Democrats are struggling to draw up a playbook to finish this year's spending bills for Cabinet departments, the most basic job of Congress. While the new budget year began Oct. 1, Democrats have completed action on just two bills -- funding defense and health and education programs.

Some of the Democrats' early decisions have appeared to cede even more leverage to Bush, while internal divisions within the party have contributed to the delays in getting bills finished and sent to the White House.

On three votes last week, House and Senate Republicans stood with Bush to demonstrate they will sustain his looming veto of the health and education spending bill, a top Democratic priority.
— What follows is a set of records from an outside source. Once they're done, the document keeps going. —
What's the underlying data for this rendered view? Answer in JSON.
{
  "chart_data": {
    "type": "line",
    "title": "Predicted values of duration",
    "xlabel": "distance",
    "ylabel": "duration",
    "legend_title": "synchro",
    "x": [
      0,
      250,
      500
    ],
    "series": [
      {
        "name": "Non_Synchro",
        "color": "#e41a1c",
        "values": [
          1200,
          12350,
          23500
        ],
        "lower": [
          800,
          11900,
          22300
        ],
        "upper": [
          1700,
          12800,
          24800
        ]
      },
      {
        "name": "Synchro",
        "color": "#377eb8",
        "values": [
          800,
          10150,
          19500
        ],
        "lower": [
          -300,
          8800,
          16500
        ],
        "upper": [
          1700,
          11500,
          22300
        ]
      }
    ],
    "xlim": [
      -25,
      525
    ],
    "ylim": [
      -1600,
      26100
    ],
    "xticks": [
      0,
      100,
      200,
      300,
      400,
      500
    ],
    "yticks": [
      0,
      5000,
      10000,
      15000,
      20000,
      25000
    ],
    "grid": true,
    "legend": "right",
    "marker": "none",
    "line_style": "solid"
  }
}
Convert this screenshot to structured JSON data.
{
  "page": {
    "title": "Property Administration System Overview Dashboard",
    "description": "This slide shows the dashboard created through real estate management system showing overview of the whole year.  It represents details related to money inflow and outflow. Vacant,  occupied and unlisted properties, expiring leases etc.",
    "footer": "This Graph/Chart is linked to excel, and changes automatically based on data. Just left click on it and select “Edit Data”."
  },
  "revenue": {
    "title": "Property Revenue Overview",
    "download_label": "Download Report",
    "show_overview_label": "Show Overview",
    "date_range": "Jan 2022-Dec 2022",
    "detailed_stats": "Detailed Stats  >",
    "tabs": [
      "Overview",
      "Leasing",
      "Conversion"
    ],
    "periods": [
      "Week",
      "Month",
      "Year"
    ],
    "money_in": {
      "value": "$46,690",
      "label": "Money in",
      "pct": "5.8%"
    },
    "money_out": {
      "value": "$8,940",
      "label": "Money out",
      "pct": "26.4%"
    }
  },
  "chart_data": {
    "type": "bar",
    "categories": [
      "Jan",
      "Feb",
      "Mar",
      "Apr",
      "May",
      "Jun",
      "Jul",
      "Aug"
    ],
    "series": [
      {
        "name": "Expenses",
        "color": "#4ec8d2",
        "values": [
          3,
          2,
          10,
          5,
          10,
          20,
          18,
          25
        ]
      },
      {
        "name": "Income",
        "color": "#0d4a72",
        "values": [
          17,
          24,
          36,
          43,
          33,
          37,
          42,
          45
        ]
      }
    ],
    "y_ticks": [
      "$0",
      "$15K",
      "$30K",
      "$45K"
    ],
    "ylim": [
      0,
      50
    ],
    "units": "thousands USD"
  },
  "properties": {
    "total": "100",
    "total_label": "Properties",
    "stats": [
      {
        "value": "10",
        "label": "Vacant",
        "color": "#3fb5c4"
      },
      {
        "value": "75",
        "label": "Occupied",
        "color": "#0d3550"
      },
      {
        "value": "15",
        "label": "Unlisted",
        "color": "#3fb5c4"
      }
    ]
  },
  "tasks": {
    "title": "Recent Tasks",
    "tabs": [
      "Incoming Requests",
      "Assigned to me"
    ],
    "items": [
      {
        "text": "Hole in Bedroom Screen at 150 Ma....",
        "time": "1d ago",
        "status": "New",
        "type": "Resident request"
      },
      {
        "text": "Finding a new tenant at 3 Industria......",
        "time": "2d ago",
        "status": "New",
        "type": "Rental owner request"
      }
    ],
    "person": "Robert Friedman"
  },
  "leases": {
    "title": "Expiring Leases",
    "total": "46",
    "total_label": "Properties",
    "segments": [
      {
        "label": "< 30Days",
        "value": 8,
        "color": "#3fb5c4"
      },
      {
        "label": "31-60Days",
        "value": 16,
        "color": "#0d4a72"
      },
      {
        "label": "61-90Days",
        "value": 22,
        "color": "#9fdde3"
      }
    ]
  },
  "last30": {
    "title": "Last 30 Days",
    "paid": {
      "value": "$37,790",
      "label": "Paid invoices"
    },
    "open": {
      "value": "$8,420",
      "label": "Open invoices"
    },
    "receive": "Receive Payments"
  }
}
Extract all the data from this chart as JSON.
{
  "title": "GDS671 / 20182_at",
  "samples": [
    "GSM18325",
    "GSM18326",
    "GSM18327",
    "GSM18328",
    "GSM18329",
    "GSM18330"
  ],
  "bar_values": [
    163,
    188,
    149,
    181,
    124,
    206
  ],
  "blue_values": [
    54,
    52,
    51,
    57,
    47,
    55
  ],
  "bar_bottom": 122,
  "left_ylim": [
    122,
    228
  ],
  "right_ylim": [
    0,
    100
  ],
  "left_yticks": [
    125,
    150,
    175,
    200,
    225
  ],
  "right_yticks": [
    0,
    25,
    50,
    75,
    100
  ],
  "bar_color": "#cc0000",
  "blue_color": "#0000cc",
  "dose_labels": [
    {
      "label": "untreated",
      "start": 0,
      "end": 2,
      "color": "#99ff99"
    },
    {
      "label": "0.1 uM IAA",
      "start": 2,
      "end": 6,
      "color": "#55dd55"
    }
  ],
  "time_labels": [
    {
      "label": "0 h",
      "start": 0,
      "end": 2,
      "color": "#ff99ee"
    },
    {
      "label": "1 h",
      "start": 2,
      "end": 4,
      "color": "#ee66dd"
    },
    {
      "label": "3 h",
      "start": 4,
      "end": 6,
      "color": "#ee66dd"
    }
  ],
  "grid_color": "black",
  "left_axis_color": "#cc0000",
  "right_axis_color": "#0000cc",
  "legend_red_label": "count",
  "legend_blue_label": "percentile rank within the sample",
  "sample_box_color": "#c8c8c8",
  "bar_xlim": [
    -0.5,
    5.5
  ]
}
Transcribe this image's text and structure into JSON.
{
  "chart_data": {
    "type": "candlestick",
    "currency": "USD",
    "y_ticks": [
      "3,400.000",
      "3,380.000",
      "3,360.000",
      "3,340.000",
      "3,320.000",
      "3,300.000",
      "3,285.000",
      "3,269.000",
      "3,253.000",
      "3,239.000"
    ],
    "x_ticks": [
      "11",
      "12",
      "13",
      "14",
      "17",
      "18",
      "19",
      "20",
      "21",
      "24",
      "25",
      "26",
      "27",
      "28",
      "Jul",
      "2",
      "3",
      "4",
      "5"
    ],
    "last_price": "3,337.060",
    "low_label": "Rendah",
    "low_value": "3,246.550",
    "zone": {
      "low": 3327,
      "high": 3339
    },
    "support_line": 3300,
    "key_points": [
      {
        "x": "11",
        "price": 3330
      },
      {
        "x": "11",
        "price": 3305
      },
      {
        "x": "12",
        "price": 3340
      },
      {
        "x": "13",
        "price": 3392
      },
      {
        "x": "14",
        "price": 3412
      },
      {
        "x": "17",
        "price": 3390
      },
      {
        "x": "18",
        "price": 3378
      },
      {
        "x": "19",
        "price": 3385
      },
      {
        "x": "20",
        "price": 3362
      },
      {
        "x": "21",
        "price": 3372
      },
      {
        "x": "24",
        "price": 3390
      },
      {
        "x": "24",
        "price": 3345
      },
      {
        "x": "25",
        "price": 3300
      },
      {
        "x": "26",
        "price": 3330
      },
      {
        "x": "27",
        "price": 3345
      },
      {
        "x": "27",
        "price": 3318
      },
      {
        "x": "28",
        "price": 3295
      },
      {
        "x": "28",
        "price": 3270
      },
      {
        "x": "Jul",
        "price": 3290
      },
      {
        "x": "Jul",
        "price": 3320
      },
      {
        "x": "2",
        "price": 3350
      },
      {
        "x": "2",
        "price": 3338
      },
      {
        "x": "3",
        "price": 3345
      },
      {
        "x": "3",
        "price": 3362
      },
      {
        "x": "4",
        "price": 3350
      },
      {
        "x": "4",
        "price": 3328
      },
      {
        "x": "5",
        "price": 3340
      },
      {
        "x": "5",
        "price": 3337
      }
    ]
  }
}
As Republicans learned so painfully when President Clinton used veto after veto to beat them during the 1990s, the veto pen is the ultimate weapon in legislative warfare. And its power is especially potent in situations like the present, which deals with spending bills for agency budgets that lawmakers are eager to pass.

[...]

But in a move that left some Congress-watchers scratching their heads, Democrats have given up much of what leverage they had by sending Bush the only spending bill he really seems to care about, a $471 billion budget for the Pentagon. There had been speculation they would hold the measure in reserve to try to force the White House to negotiate, but with that bill in hand, Bush is free to play hardball on the rest.

Maybe they're smart enough to realize that the Republicans would charge them with playing politics with the safety of the troops. It would be all over the Internet like wildfire that the Democrats love pork more than the troops. I would certainly be saying it :-)

If Pelosi was as good as her press, she would have taken hold of the reigns and gotten the bills put together sooner so that she wouldn't look so inept. It's a testimony to her leadership skills that the budget is so late.

Plus the Democrats have given the Republicans a huge campaign issue by demonstrating that they really are the tax and spend party. And as the last election demonstrated, I don't think the people are in the mood for more taxes no matter what they're getting.